Maire (MDA) de Schiltigheim

Comment abordez-vous votre départ de la mairie ?

J'ai eu le temps de m'y préparer puisque j'avais décidé, dès ma réélection en 2001, de ne plus me représenter.

Parmi les grandes évolutions depuis votre entrée en politique, laquelle retenez-vous ?

La parité, bien que je ne fusse pas pour l'imposer, car je pense qu'il appartient aux organisations politiques de former les femmes. Elles ont apporté leur sensibilité dans le domaine du social et de la famille. Je ne veux pas dire qu'elles doivent se cantonner à ces domaines.

Vous avez aussi connu de grandes figures politiques...

J'ai rencontré des personnalités comme Pierre Pfimlin ou Michel Rocard. Mais je n'ai jamais envisagé pour autant de faire une carrière nationale.

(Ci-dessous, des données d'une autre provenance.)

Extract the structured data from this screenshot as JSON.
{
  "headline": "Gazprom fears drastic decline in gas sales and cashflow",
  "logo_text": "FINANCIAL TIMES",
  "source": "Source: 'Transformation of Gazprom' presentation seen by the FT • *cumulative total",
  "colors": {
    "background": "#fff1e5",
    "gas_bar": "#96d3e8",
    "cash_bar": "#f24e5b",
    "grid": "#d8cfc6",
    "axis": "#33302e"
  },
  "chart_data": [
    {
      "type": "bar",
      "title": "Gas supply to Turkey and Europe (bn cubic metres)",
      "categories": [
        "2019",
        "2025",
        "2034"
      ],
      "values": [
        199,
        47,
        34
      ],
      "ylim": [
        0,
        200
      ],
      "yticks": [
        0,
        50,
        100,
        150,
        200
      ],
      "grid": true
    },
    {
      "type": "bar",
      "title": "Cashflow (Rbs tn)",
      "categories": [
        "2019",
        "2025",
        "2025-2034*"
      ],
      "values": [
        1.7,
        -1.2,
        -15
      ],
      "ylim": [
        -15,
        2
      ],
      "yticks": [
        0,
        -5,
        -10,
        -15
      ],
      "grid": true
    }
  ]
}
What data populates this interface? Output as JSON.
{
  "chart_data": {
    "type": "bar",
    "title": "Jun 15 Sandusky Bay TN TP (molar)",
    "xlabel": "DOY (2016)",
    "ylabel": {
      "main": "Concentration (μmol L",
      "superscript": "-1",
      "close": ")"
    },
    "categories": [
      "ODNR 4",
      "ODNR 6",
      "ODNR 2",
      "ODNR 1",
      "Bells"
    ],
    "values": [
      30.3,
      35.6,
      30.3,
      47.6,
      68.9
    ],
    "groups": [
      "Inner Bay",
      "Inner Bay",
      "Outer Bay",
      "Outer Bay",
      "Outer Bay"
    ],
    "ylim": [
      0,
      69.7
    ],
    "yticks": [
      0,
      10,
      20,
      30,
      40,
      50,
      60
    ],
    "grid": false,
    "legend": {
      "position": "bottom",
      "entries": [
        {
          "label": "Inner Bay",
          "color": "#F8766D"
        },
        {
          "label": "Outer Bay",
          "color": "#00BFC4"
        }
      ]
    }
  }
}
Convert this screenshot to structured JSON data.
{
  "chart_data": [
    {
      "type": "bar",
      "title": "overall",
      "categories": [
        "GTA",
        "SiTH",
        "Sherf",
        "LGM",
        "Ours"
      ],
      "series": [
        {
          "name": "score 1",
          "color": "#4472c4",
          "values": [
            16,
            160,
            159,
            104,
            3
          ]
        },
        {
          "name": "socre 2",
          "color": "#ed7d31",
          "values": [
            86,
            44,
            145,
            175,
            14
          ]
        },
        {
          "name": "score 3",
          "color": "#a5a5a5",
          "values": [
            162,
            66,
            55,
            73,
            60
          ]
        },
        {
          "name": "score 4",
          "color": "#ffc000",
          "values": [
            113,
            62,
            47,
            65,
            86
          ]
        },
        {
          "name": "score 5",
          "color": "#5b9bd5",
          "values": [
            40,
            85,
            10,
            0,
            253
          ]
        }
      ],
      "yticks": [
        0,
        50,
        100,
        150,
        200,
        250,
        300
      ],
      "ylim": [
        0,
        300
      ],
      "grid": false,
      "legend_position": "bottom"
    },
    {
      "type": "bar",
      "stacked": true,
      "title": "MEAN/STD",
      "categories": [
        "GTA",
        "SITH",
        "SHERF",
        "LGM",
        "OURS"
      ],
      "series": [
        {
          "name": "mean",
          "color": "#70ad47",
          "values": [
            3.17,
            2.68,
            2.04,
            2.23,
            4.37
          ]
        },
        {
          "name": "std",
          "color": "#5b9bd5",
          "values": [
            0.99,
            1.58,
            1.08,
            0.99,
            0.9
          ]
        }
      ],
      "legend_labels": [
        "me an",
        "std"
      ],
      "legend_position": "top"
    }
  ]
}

Quelle a été votre motivation pour entrer en politique ?

Je voulais faire avancer des projets pour les jeunes avec l'équipe du maire Paul Schwebel que j'avais intégrée en 1971. Sur ce plan, son prédécesseur n'avait pas fait grand-chose. Mais il faut reconnaître que durant les années d'après guerre, il avait d'autres priorités.

Le patrimoine a ensuite été une de vos priorités lors de votre premier mandat de maire entamé en 1977...

Nous avons effectivement mis en place des aides à la réhabilitation. Sans cela, les tours construites dans les années 1970 auraient remplacé la vieille ville.

Le déclin de l'activité brassicole, qui a marqué vos mandats, vous a aussi donné l'occasion d'impulser d'autres projets...

Il fallait faire quelque chose de l'ex-brasserie Adelshoffen. J'ai tenu à associer l'opposition municipale pour la réhabilitation du site. Nous avons par ailleurs créé l'Espace européen de l'entreprise qui réunit aujourd'hui plus d'emplois que les brasseries en comptaient.

Qu'allez-vous faire au lendemain des municipales ?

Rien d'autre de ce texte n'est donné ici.